I have long been a big fan of mystery stories in the British style, starting as a young age by reading all the Sherlock Holmes stories and as many books as I could get my hands on by Agatha Christie, Ngaio Marsh, and Dorothy L. Sayers. I have continued this into my adult years, though less so with books and more with TV shows and films.
One of the staples of the genre is the surprise ending, where the killer (there is usually at least one murder) is revealed to be someone wholly unexpected. In order to create the surprise, there have to be red herrings along the way that point to other people as possible suspects with motives and opportunity. The best stories are those where the ending is plausible and the various loose ends are tied up. This is not easy to do which is why writing good mystery crime fiction is hard.
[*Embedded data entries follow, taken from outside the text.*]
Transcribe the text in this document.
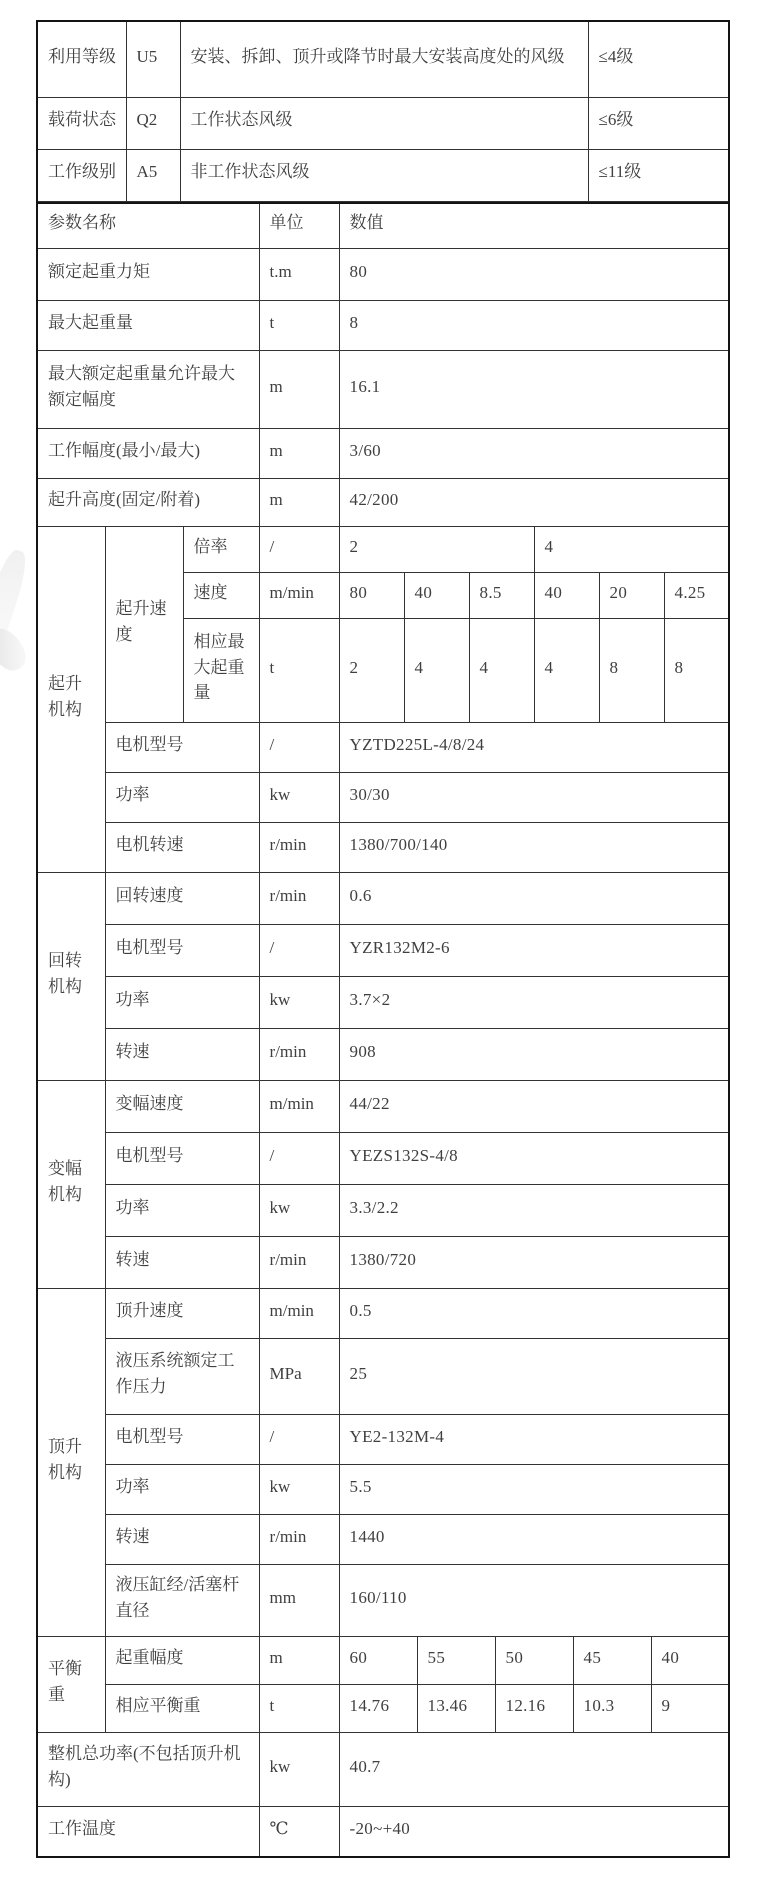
利用等级	U5	安装、拆卸、顶升或降节时最大安装高度处的风级	≤4级
载荷状态	Q2	工作状态风级	≤6级
工作级别	A5	非工作状态风级	≤11级
参数名称			单位	数值									
额定起重力矩			t.m	80									
最大起重量			t	8									
最大额定起重量允许最大额定幅度			m	16.1									
工作幅度(最小/最大)			m	3/60									
起升高度(固定/附着)			m	42/200									
起升机构	起升速度	倍率	/	2					4				
		速度	m/min	80	40		8.5		40		20		4.25
		相应最大起重量	t	2	4		4		4		8		8
	电机型号		/	YZTD225L-4/8/24									
	功率		kw	30/30									
	电机转速		r/min	1380/700/140									
回转机构	回转速度		r/min	0.6									
	电机型号		/	YZR132M2-6									
	功率		kw	3.7×2									
	转速		r/min	908									
变幅机构	变幅速度		m/min	44/22									
	电机型号		/	YEZS132S-4/8									
	功率		kw	3.3/2.2									
	转速		r/min	1380/720									
顶升机构	顶升速度		m/min	0.5									
	液压系统额定工作压力		MPa	25									
	电机型号		/	YE2-132M-4									
	功率		kw	5.5									
	转速		r/min	1440									
	液压缸经/活塞杆直径		mm	160/110									
平衡重	起重幅度		m	60		55		50		45		40	
	相应平衡重		t	14.76		13.46		12.16		10.3		9	
整机总功率(不包括顶升机构)			kw	40.7									
工作温度			℃	-20~+40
What I have noticed recently is that writers sacrifice plausibility in their attempt to keep the big reveal until the very end. They also tend to pile on the murders. In my opinion, any story that has more than two murders and piles on their gruesome elements is likely to due to lack of imagination by the writer and an attempt to create excitement when other means fail. I recently watched the much praised British police drama Marcella and the plot holes were simply outrageous. The revelation of the murderer was a big surprise no doubt but it was also totally unbelievable.
There are three necessary conditions that crime investigators look for: motive, opportunity, and means. The writers of Marcella sacrificed opportunity, and the motive and means were also shaky. Also, there were a huge number of coincidences, inexplicable events, and lack of consistency in character behavior, always a sign of poor plot construction. Furthermore, there was no likable central character to hold things together. Pretty much every major character was either unpleasant or sleazy or psychotic. It reminded me of the recent series Sherlock in going over-the-top and becoming almost a self-parody in its attempts to shock and amaze.
In contrast, season four of the show Shetland was far superior. It was tightly constructed and the characters were well drawn and consistent. The ending was a surprise but not far-fetched as it was in Marcella. And there was no gratuitous violence, with the murders taking place off-screen and the bodies not even shown. Good drama does not need those prurient elements.
One of the things that the Sherlock Holmes stories showed was that the fascination mostly lies in how the detectives figure out the case, not in the surprise. This was a feature of the Columbo series too where you knew the murderer right from the start. In the Holmes stories, you did not need a murder or even any crime at all to find the story gripping. What is really necessary are central characters who are well-drawn and act consistently. The few episodes that I saw of the other Sherlock Holmes TV series Elementary was pretty good but unfortunately they are not streamed on Netflix.